On the week of 22-28 August 1983, Bilbao’s weather station measured 45 cm of rainfall!

Let’s analyze this data and find out how rare such events are. First we need to find the annual maximum for each hydrological year.

Show/hide the code
import matplotlib.pyplot as plt
import numpy as np
import pandas as pd

df = pd.read_csv('BILBAO_daily.csv', sep=",")
df['DATE'] = pd.to_datetime(df['DATE'])
df = df.set_index('DATE')
# IMPORTANT!! daily precipitation data is in tenths of mm, divide by 10 to get it in mm.
df['PRCP'] = df['PRCP'] / 10

import altair as alt
alt.data_transformers.disable_max_rows()

# Altair only recognizes column data; it ignores index values.
# You can plot the index data by first resetting the index
# I know that I've just made 'DATE' the index, but I want to have this here nonetheless so I can refer to this in the future
df_new = df.reset_index()#.replace({0.0:np.nan})
source = df_new[['DATE', 'PRCP']]

brush = alt.selection(type='interval', encodings=['x'])

base = alt.Chart(source).mark_line().encode(
    x = 'DATE:T',
    y = 'PRCP:Q'
).properties(
    width=600,
    height=200
)

upper = base.encode(
    alt.X('DATE:T', scale=alt.Scale(domain=brush)),
    alt.Y('PRCP:Q', scale=alt.Scale(domain=(0,100)))
)

lower = base.properties(
    height=60
).add_selection(brush)

alt.vconcat(upper, lower)
/home/yairmau/miniforge3/lib/python3.10/site-packages/altair/utils/deprecation.py:65: AltairDeprecationWarning:

'selection' is deprecated.
   Use 'selection_point()' or 'selection_interval()' instead; these functions also include more helpful docstrings.

/home/yairmau/miniforge3/lib/python3.10/site-packages/altair/utils/deprecation.py:65: AltairDeprecationWarning:

'add_selection' is deprecated. Use 'add_params' instead.
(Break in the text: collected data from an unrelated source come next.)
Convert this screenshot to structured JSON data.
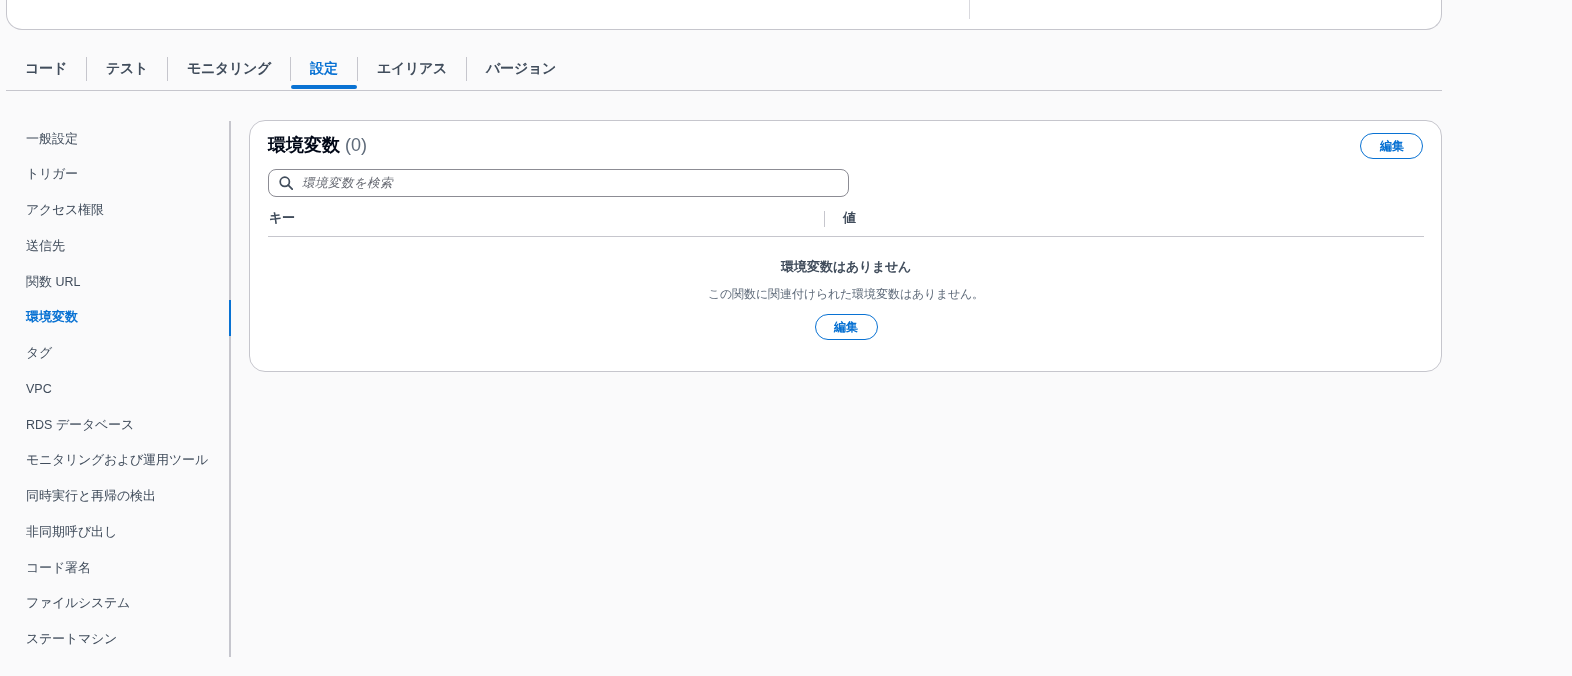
{
  "tabs": [
    {
      "label": "コード",
      "selected": false
    },
    {
      "label": "テスト",
      "selected": false
    },
    {
      "label": "モニタリング",
      "selected": false
    },
    {
      "label": "設定",
      "selected": true
    },
    {
      "label": "エイリアス",
      "selected": false
    },
    {
      "label": "バージョン",
      "selected": false
    }
  ],
  "sidebar": {
    "items": [
      {
        "label": "一般設定",
        "selected": false
      },
      {
        "label": "トリガー",
        "selected": false
      },
      {
        "label": "アクセス権限",
        "selected": false
      },
      {
        "label": "送信先",
        "selected": false
      },
      {
        "label": "関数 URL",
        "selected": false
      },
      {
        "label": "環境変数",
        "selected": true
      },
      {
        "label": "タグ",
        "selected": false
      },
      {
        "label": "VPC",
        "selected": false
      },
      {
        "label": "RDS データベース",
        "selected": false
      },
      {
        "label": "モニタリングおよび運用ツール",
        "selected": false
      },
      {
        "label": "同時実行と再帰の検出",
        "selected": false
      },
      {
        "label": "非同期呼び出し",
        "selected": false
      },
      {
        "label": "コード署名",
        "selected": false
      },
      {
        "label": "ファイルシステム",
        "selected": false
      },
      {
        "label": "ステートマシン",
        "selected": false
      }
    ]
  },
  "environment_variables": {
    "title": "環境変数",
    "count": "(0)",
    "edit_button": "編集",
    "search": {
      "placeholder": "環境変数を検索"
    },
    "table": {
      "columns": [
        "キー",
        "値"
      ]
    },
    "empty_state": {
      "title": "環境変数はありません",
      "message": "この関数に関連付けられた環境変数はありません。",
      "button": "編集"
    }
  }
}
We will consider a hydrological year starting on 1 August.

  • Top: Histogram of annual daily precipitation maximum events.
  • Bottom: The cumulative answers the question: “How many events can be found below a given threshold?”

  • Top: We can normalize the histogram such that the total area is 1. Now the histogram is called probability density function (pdf). The probability is NOT the pdf, but the area between two thresholds.
  • Bottom: The cumulative now becomes a probability between 0 and 1. It is now called cumulative density function (cdf). The cdf answers the question: “What is the probability to choose an event below a given threshold?”

We are interested in extreme events, and we want to estimate how many years, on average, do we have to wait to get an annual maximum above a given threshold?

This question is very similar to what we asked regarding the cdf. 🤔
We switched the word “below” for “above”. The complementary of the cumulative is called the exceedance (or survival) probability:

\text{exceedance, survival} = 1 - \text{cdf}

7.5 Return Period

We will follow Brutsaert (2005), page 513. He defines quantities a little different from what we did above.

F(x) is the CDF of the PDF f(x). F(x) indicates the non-exceedance probability, i.e., the probability that a certain event above x has not occurred (or that an event below x has occurred, same thing). Modifying the graph shown above, we have

1-F(x) is the probability that a certain event above x has occurred. It’s reciprocal is the return period:

T_r(x) = \frac{1}{1-F(x)}

This return period is the expected number of observations required until x is exceeded once. In our case, we can ask the question: how many years will pass (on average) until we see a rainfall event greater that that of 26 August 1983?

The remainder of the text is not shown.